My lifelong friend, Hans Bertelsen called me this morning to inform me that his father, and my former Scoutmaster, was close to the edge of eternity. He thought I might like to know.
He was right. When I graduated from Cub Scouts into Boy Scouts, Mr. Bertelsen was the no nonsense Scoutmaster with a short clipped crew cut haircut.
It was only years later that I realized the true lessons taught by this WW2 vet, were concepts, of integrity, honesty, and doing things simply because it was the ‘right’ thing to do.
Aug 2, 2012
Hans called with news that his Dad had passed peacefully in Arizona yesterday.

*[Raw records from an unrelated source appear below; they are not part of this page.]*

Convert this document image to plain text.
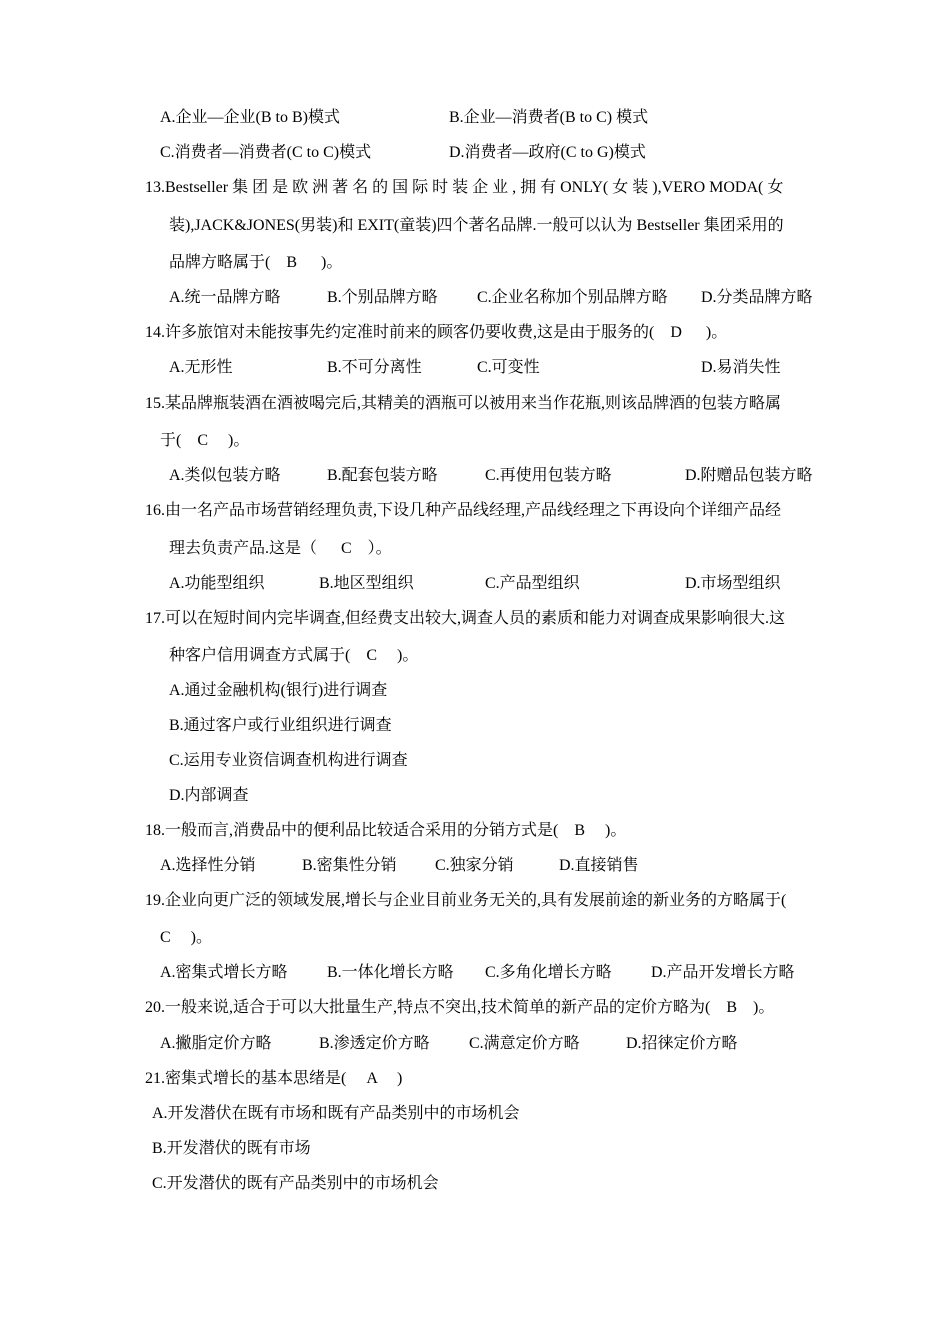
A.企业—企业(B to B)模式	B.企业—消费者(B to C) 模式
C.消费者—消费者(C to C)模式	D.消费者—政府(C to G)模式
13.Bestseller 集 团 是 欧 洲 著 名 的 国 际 时 装 企 业 , 拥 有 ONLY( 女 装 ),VERO MODA( 女
装),JACK&JONES(男装)和 EXIT(童装)四个著名品牌.一般可以认为 Bestseller 集团采用的
品牌方略属于(    B      )。
A.统一品牌方略	B.个别品牌方略 C.企业名称加个别品牌方略 D.分类品牌方略
14.许多旅馆对未能按事先约定准时前来的顾客仍要收费,这是由于服务的(    D      )。
A.无形性	B.不可分离性	C.可变性	D.易消失性
15.某品牌瓶装酒在酒被喝完后,其精美的酒瓶可以被用来当作花瓶,则该品牌酒的包装方略属
于(    C     )。
A.类似包装方略	B.配套包装方略	C.再使用包装方略	D.附赠品包装方略
16.由一名产品市场营销经理负责,下设几种产品线经理,产品线经理之下再设向个详细产品经
理去负责产品.这是（      C    ）。
A.功能型组织	B.地区型组织	C.产品型组织	D.市场型组织
17.可以在短时间内完毕调查,但经费支出较大,调查人员的素质和能力对调查成果影响很大.这
种客户信用调查方式属于(    C     )。
A.通过金融机构(银行)进行调查
B.通过客户或行业组织进行调查
C.运用专业资信调查机构进行调查
D.内部调查
18.一般而言,消费品中的便利品比较适合采用的分销方式是(    B     )。
A.选择性分销	B.密集性分销 C.独家分销	D.直接销售
19.企业向更广泛的领域发展,增长与企业目前业务无关的,具有发展前途的新业务的方略属于(
C     )。
A.密集式增长方略 B.一体化增长方略 C.多角化增长方略 D.产品开发增长方略
20.一般来说,适合于可以大批量生产,特点不突出,技术简单的新产品的定价方略为(    B    )。
A.撇脂定价方略	B.渗透定价方略 C.满意定价方略	D.招徕定价方略
21.密集式增长的基本思绪是(     A     )
A.开发潜伏在既有市场和既有产品类别中的市场机会
B.开发潜伏的既有市场
C.开发潜伏的既有产品类别中的市场机会
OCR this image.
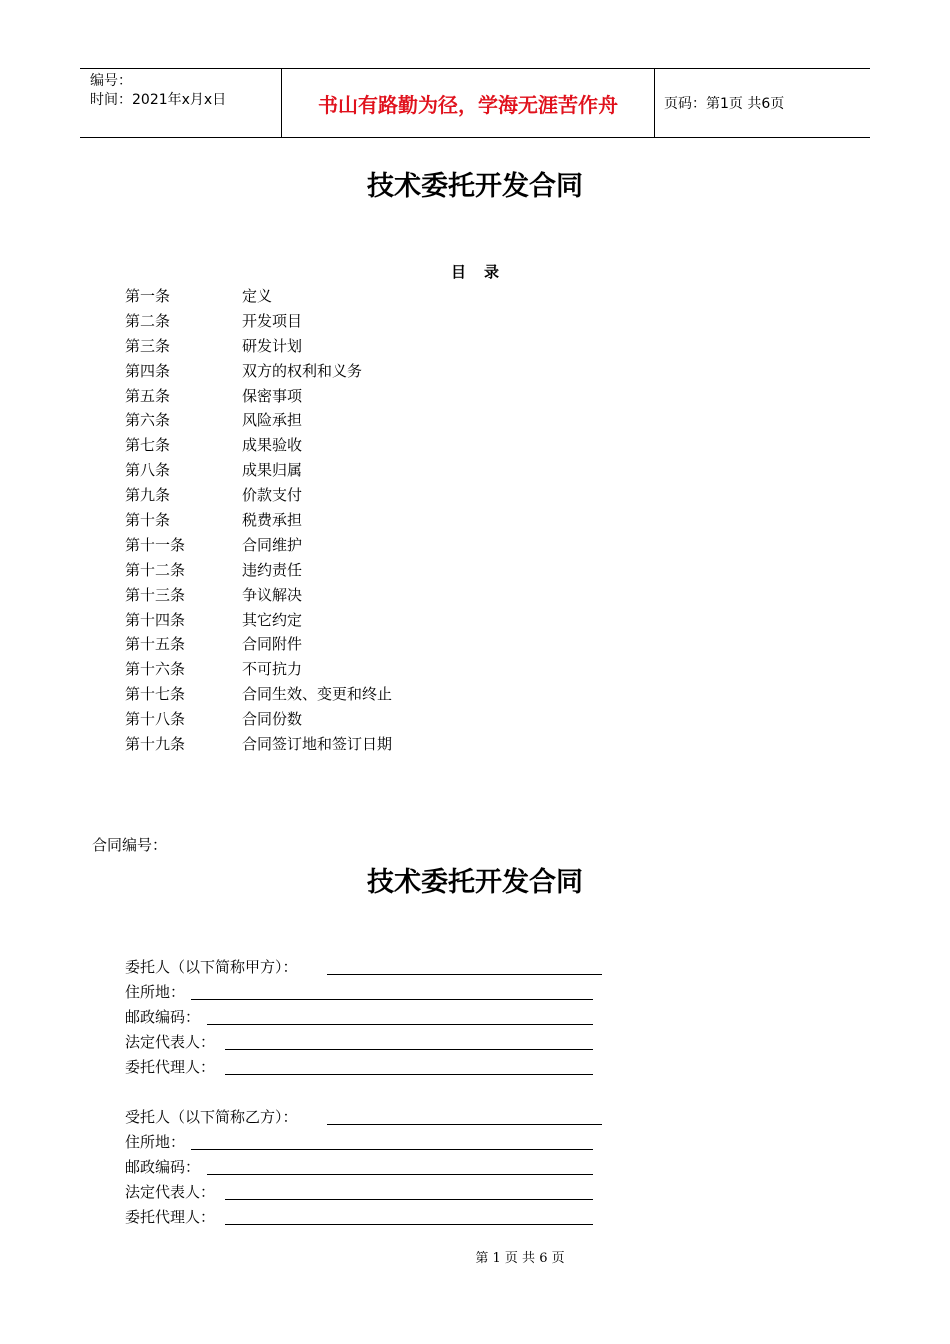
编号：
时间：2021年x月x日	书山有路勤为径，学海无涯苦作舟	页码：第1页 共6页
技术委托开发合同
目录
第一条	定义
第二条	开发项目
第三条	研发计划
第四条	双方的权利和义务
第五条	保密事项
第六条	风险承担
第七条	成果验收
第八条	成果归属
第九条	价款支付
第十条	税费承担
第十一条	合同维护
第十二条	违约责任
第十三条	争议解决
第十四条	其它约定
第十五条	合同附件
第十六条	不可抗力
第十七条	合同生效、变更和终止
第十八条	合同份数
第十九条	合同签订地和签订日期
合同编号：
技术委托开发合同
委托人（以下简称甲方）：
住所地：
邮政编码：
法定代表人：
委托代理人：
受托人（以下简称乙方）：
住所地：
邮政编码：
法定代表人：
委托代理人：
第 1 页 共 6 页
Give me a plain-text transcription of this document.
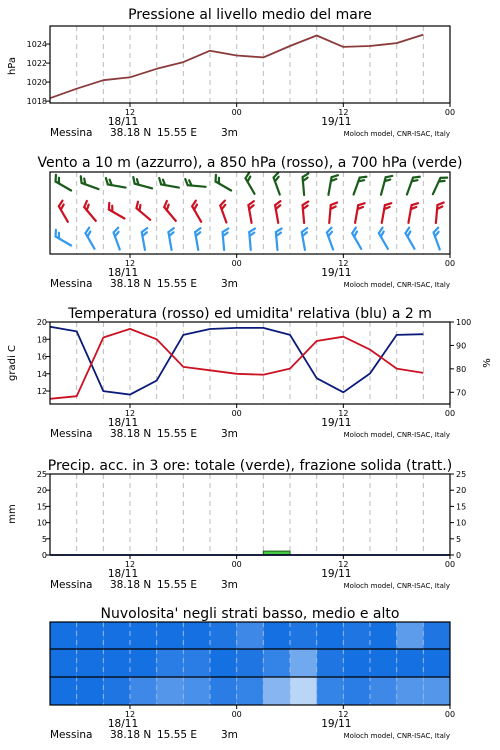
Pressione al livello medio del mare
hPa
1018
1020
1022
1024
12	00	12	00
18/11	19/11
Messina 38.18 N 15.55 E 3m	Moloch model, CNR-ISAC, Italy
Vento a 10 m (azzurro), a 850 hPa (rosso), a 700 hPa (verde)
12	00	12	00
18/11	19/11
Messina 38.18 N 15.55 E 3m	Moloch model, CNR-ISAC, Italy
Temperatura (rosso) ed umidita' relativa (blu) a 2 m
gradi C	%
12
14
16
18
20
70
80
90
100
12	00	12	00
18/11	19/11
Messina 38.18 N 15.55 E 3m	Moloch model, CNR-ISAC, Italy
Precip. acc. in 3 ore: totale (verde), frazione solida (tratt.)
mm
0
5
10
15
20
25
0
5
10
15
20
25
12	00	12	00
18/11	19/11
Messina 38.18 N 15.55 E 3m	Moloch model, CNR-ISAC, Italy
Nuvolosita' negli strati basso, medio e alto
12	00	12	00
18/11	19/11
Messina 38.18 N 15.55 E 3m	Moloch model, CNR-ISAC, Italy
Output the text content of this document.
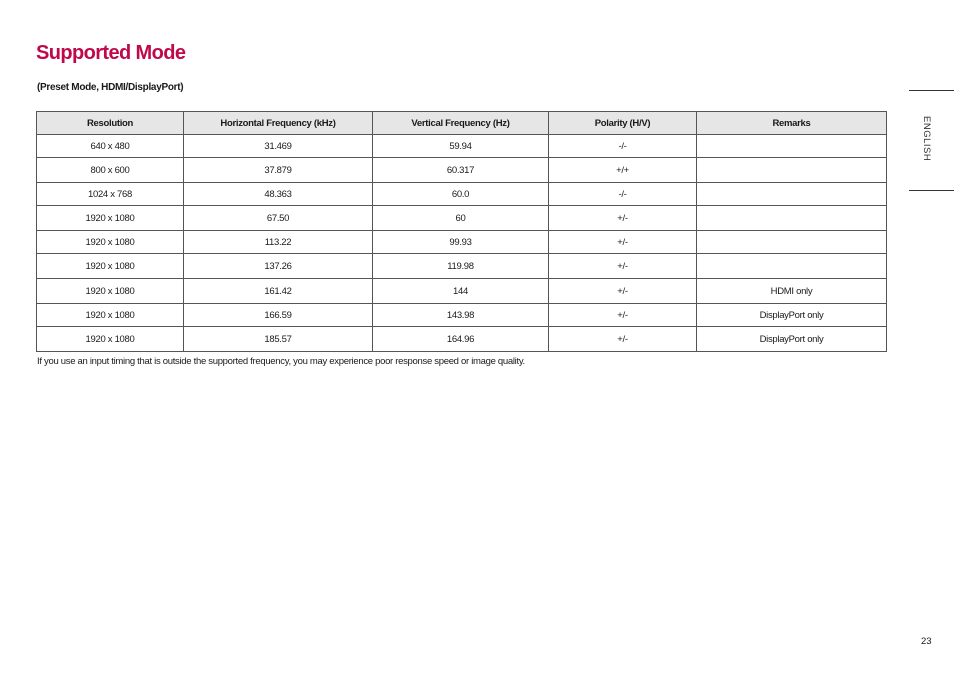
Supported Mode
(Preset Mode, HDMI/DisplayPort)
Resolution	Horizontal Frequency (kHz)	Vertical Frequency (Hz)	Polarity (H/V)	Remarks
640 x 480	31.469	59.94	-/-	
800 x 600	37.879	60.317	+/+	
1024 x 768	48.363	60.0	-/-	
1920 x 1080	67.50	60	+/-	
1920 x 1080	113.22	99.93	+/-	
1920 x 1080	137.26	119.98	+/-	
1920 x 1080	161.42	144	+/-	HDMI only
1920 x 1080	166.59	143.98	+/-	DisplayPort only
1920 x 1080	185.57	164.96	+/-	DisplayPort only
If you use an input timing that is outside the supported frequency, you may experience poor response speed or image quality.
ENGLISH
23
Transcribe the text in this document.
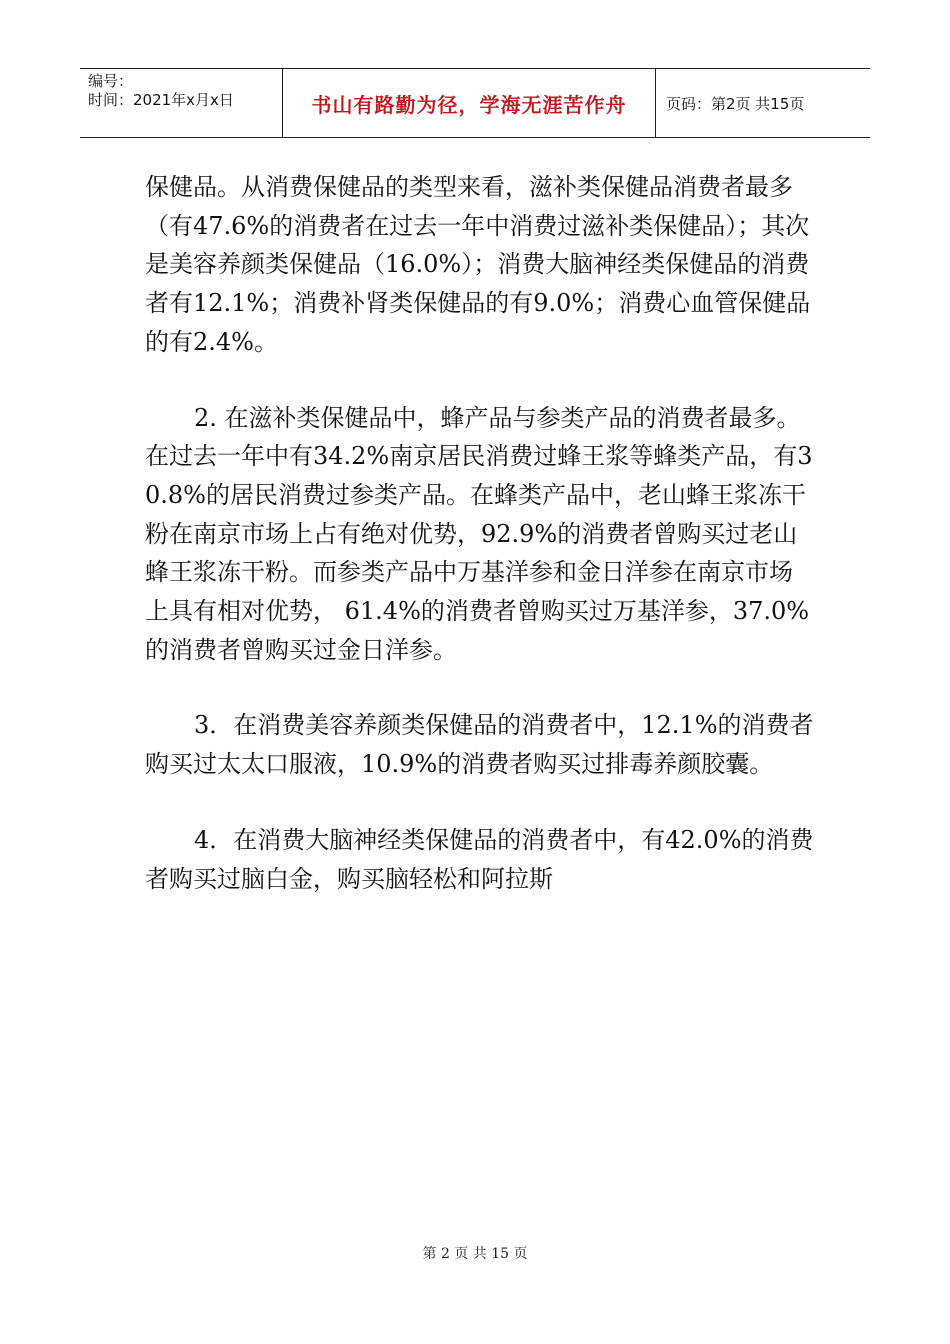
编号：
时间：2021年x月x日	书山有路勤为径，学海无涯苦作舟	页码：第2页 共15页

保健品。从消费保健品的类型来看，滋补类保健品消费者最多（有47.6%的消费者在过去一年中消费过滋补类保健品）；其次是美容养颜类保健品（16.0%）；消费大脑神经类保健品的消费者有12.1%；消费补肾类保健品的有9.0%；消费心血管保健品的有2.4%。

2. 在滋补类保健品中，蜂产品与参类产品的消费者最多。在过去一年中有34.2%南京居民消费过蜂王浆等蜂类产品，有30.8%的居民消费过参类产品。在蜂类产品中，老山蜂王浆冻干粉在南京市场上占有绝对优势，92.9%的消费者曾购买过老山蜂王浆冻干粉。而参类产品中万基洋参和金日洋参在南京市场上具有相对优势， 61.4%的消费者曾购买过万基洋参，37.0%的消费者曾购买过金日洋参。

3．在消费美容养颜类保健品的消费者中，12.1%的消费者购买过太太口服液，10.9%的消费者购买过排毒养颜胶囊。

4．在消费大脑神经类保健品的消费者中，有42.0%的消费者购买过脑白金，购买脑轻松和阿拉斯

第 2 页 共 15 页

Neils Bertelsen was my scoutmaster. The leader of Troop 237, he ran a taunt ship. I had moved from the Cub Scouts into the Boy Scouts when I turned 11 years old. From Pack 237, I became a Boy Scout in 1960, the year that Kennedy ran against Nixon.
He was a no nonsense taskmaster, as the Scoutmaster and ingrained values such as honesty, integrity, reputation, and cooperation into his troop of pre-pubesent men. This was a marvelous indoctrination into the values of the 'greatest generation'. Mr. B was the general of the troop, even over the other adult leaders. Everyone, knew who the top brass was. Once when another scout was treating me unfairly in a required skill of tracking, with the backing of his dad, who was also an adult volenteer,Mr B, as supreme court, ruled in my favor in the dispute, and allowed me to advance to the next level of accomplishment within the scouts, second class, I believe.
The Bertelsen's were also members of the First Lutheran Church in Inglewood, at the corner of Queen and Oak, as was my grandmother, Esther, and my cousins; the Gieszl's.
Beach Camp, Snow Camp, Desert Camp, Mountain were the backgrounds for these lessons in discipline, team work, competition, survival, first aid, and resourcefulness.
My last contact with this great American was in a letter I sent him in December 2008.